By the way, Hayat et al. (2012) describe that, naturally, plants have several physiological, biochemical and/or morphological adaptation strategies to prevent or escape from oxidative damage under water deficit stress, among them, e.g., the most significant ones are osmotic adjustment and an effective antioxidant system. In our study, the increase of proline, N, P, K and other possible structural metabolites with the application of ANE in order to maintain homeostasis and improve plant functioning under water restriction are parameters that indicate osmotic adjustments.
Thus, the highest values found for the indexes of PPI and Fv/Fm in the SWD with the application of ANE helped to promote a better working of the photosynthetic apparatus, because although the photochemical activity was lower, the energy was directed towards the accumulation of osmoprotective compounds, here represented by proline, increasing the potential for inducing drought tolerance due to a higher phenotypic plasticity.
In addition, the highest values of PPI for IQD for seedlings with 30 and 45 mL L− 1 ANE indicate that the application of these doses resulted in greater vigor of seedlings in both evaluation periods due to a better stabilization of the metabolic processes, presenting grouping in the hierarchical groups to control seedlings, in the REC phase.
In the REC, the seedlings under WR and WR + 15 mL L− 1 ANE had lower growth and morphophysiological quality in response to the acute and chronic damages of exposure to water restriction, result that is highlighted in the cluster analysis, demonstrating that it was an unfavorable condition for the cultivation of I. edulis seedlings.
In our study, we could verify that the early application of A. nodosum seaweed extract on I. edulis seedlings is a promising alternative for nutritional and physiological management of this native tree species, contributing more efficiently to the induction of drought tolerance, increasing plasticity and favoring physiological recovery in the post-stress.

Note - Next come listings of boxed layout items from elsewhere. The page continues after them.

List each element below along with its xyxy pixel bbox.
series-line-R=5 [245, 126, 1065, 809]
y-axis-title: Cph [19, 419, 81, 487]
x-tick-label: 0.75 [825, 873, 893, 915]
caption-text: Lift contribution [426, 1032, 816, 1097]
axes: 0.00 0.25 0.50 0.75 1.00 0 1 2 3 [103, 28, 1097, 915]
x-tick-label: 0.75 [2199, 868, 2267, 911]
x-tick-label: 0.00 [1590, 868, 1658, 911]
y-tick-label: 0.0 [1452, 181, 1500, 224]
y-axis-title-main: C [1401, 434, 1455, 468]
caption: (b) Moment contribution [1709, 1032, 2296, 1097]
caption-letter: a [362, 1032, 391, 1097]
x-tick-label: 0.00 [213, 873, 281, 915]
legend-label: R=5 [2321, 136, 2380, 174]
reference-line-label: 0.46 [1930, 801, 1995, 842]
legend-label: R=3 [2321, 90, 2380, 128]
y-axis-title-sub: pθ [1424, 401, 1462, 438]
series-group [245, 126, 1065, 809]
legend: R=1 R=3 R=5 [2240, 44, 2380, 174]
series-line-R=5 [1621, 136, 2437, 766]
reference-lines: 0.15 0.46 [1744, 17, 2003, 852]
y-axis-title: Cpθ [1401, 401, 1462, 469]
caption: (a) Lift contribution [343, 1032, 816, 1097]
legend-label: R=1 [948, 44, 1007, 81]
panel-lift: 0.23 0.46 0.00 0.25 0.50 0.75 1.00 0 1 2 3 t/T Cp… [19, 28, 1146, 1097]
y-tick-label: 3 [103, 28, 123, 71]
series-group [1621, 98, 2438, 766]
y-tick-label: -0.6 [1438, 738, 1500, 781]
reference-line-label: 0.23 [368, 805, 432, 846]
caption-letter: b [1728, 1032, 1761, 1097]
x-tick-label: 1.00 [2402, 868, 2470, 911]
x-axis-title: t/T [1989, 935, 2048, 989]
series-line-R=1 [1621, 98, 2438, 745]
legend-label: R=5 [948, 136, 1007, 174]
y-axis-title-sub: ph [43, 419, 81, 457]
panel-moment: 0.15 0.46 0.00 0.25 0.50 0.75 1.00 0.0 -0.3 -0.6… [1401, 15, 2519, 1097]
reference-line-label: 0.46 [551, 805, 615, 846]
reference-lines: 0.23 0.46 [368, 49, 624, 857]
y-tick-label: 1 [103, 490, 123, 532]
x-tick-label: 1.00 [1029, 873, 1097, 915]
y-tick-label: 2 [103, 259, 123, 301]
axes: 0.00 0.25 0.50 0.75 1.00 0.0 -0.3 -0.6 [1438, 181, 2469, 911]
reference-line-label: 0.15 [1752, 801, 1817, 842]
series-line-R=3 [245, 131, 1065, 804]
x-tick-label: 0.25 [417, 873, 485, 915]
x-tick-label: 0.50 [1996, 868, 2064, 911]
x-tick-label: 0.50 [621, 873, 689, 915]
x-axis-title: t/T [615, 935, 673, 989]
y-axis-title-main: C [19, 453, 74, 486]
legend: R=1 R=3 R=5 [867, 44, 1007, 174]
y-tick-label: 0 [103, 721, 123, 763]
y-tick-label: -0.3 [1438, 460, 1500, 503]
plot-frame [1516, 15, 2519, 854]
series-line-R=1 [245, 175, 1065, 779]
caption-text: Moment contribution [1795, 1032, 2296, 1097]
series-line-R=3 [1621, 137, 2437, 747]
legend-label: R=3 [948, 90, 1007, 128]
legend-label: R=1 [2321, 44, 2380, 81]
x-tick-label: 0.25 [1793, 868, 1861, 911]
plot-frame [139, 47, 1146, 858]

In addition, the methodology of visual diagnosis based on the water deficit symptoms is a promising technique because it has low cost and is simple and versatile for nurserymen and/or those responsible for monitoring plant in field conditions.
The use of seaweed biomass as resource for a sustainable agricultural production, although being a challenge, it promotes many opportunities for innovation and generation of scientific knowledge, especially aiming to achieve Sustainable Development Goals (SDGs). For future perspectives, new works should be carried out aiming to study the modes of action of ANE regarding nutritional state, dynamics of absorption, translocation and use of nutrients for I. edulis.